At that time, the boycotts were having trouble because the boycotted
companies had only to switch their labels in order to confuse the consumers
attempting to boycott their goods. Therefore, the Farmworkers Association began
a total boycott of California table grapes in January 1968.
In February, 1968, Chavez mimicked Gandhi again when he went
on a 25 day hunger fast due to intended violence on the part of protesting
farmworkers. Chavez announced at a union meeting that he had begun to fast and would
not eat again until everyone had pledged nonviolence. Thousands of supporters
arrived in Delano to make the pledge. This was a significant moment for the
campaign, as it marked the official adoption of a nonviolent ideology.

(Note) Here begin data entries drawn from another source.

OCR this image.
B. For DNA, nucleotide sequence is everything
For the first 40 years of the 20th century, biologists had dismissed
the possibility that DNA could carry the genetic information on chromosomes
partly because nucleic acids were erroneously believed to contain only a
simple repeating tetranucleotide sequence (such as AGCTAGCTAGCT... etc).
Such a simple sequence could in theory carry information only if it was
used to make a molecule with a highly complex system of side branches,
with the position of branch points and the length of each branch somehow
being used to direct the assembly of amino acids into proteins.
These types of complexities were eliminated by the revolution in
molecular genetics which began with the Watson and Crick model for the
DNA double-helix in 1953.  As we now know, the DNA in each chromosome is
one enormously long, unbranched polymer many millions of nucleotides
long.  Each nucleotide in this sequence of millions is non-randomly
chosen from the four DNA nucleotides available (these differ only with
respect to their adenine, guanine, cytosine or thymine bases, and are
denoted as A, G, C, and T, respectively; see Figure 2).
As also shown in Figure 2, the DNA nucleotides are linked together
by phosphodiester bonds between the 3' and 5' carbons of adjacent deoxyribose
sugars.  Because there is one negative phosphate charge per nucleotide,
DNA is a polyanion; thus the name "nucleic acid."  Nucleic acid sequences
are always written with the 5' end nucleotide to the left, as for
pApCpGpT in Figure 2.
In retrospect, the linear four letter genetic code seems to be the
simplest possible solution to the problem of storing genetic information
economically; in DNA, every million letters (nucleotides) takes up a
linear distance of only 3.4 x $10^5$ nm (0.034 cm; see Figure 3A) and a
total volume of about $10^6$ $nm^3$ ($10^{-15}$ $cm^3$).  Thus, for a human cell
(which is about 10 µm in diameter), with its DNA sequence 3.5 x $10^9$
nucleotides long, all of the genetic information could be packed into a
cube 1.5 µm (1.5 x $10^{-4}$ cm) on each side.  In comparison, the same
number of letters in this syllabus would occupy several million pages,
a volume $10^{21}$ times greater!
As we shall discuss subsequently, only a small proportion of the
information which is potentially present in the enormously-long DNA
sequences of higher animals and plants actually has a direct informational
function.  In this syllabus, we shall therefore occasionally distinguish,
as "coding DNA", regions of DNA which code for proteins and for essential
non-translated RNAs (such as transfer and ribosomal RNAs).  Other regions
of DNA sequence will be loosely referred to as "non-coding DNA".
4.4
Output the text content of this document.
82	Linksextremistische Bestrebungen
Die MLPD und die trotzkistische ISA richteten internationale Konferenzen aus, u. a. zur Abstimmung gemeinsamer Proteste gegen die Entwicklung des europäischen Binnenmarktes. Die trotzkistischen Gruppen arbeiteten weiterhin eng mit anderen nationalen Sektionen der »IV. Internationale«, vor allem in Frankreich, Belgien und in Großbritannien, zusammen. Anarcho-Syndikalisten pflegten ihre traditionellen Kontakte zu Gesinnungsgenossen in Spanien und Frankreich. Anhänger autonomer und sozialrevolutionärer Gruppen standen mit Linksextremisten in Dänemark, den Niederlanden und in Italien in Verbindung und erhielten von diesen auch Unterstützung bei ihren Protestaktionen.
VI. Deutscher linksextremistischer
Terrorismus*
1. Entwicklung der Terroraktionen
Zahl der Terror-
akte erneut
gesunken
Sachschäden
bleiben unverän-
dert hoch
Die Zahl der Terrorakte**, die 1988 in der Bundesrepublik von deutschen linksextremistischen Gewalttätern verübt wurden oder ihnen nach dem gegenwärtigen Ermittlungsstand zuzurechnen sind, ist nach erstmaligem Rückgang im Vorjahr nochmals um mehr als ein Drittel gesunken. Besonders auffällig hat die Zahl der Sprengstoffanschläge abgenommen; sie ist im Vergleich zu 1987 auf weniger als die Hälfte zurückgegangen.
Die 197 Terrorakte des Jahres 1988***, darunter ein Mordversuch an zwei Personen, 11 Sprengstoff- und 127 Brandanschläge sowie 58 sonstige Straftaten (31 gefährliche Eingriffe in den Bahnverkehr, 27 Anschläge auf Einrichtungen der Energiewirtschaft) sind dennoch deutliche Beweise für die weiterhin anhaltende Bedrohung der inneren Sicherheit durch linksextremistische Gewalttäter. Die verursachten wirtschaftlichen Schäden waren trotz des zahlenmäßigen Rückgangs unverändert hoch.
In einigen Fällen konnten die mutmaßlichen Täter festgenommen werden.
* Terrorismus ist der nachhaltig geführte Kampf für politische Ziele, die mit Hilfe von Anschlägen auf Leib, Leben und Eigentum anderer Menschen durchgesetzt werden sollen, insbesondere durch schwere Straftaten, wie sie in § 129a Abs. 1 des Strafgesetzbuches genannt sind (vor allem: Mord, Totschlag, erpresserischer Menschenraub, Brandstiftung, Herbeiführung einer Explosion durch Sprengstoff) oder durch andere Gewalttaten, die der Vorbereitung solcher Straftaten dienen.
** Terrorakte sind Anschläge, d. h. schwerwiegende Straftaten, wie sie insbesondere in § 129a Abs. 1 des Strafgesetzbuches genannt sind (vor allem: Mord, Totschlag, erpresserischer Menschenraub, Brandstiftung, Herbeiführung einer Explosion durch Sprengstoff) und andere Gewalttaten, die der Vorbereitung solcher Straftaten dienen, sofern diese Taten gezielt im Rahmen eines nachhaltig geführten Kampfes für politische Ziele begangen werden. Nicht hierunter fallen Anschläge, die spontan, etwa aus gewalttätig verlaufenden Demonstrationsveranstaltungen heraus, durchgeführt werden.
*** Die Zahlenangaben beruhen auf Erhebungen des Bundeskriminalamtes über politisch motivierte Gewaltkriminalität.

Meanwhile, the boycott began to spread across the nation. By
this point, the National Farmworkers Association had transition into the United
Farmworkers of America (UFWA), and UFWA offices were set up in a Detroit,
Chicago, Boston and other cities across the nation. The campaign gained the
support of student activists, clergy, and antiwar activists, and participation
in the boycott became part of the counter culture of the 1960s and 70s.
As of 1969, 17 million Americans and many Canadians were
participating in the boycott, not buying table grapes or Gallo wine. Grape
shipments in North America decreased by a total of one third and grape owners
suffered significant losses in sales.
At this point, UFWA began to see results. Initially, 40
companies in Coachella, CA signed contracts that increased wages and added
benefits. Then in July 1970 Giurma, which was California’s largest grape
company, also signed a contract with UFWA. After that, the rest of the grape
companies signed contracts too and the campaign was won. The strikes, pickets
and boycotts ended.
Yet almost immediately after the grape campaign ended, UFWA
became involved in a new campaign in the lettuce fields of the Salinas Valley
in California. The lettuce workers were angry because the lettuce growers had
made “sweetheart deals” with the Teamster unions. New strikes and boycotts were
launched with Chavez again leading the campaign.
Soon after, major grape growers reneged on their contracts
and entered into similar sweetheart deals with the Teamster unions, so UFWA recommenced
the grape boycott. Yet the novelty of the boycott tactic had worn off and lost
its initial effectiveness. In 1980, after UFWA reached a membership of 100
thousand people, the organization began to decline in members, influence, and
power.
Influences
Chavez was influenced by Gandhi’s march to the sea and hunger strikes. (1)
The grape strike campaign influenced the lettuce boycott that began in August 1970. (2)
Sources
Cortright, David. Gandhi and Beyond; Nonviolence for an Age of Terrorism. Boulder: Paradigm Publishers, 2006.
Dunne, John G. Delano. New York: Noonday P, 1967.
Merriman, Hardy. "California Grape Workers' Strike and Boycott- 1965-1970." Waging Nonviolent Struggle: 20th Century Practice and 21st Century Potential, Gene Sharp. Boston: Extending Horizons Books, 2005.
Sharp, Gene. Politics of Nonviolent Action. Boston: Porter Sargent Publisher, 1973.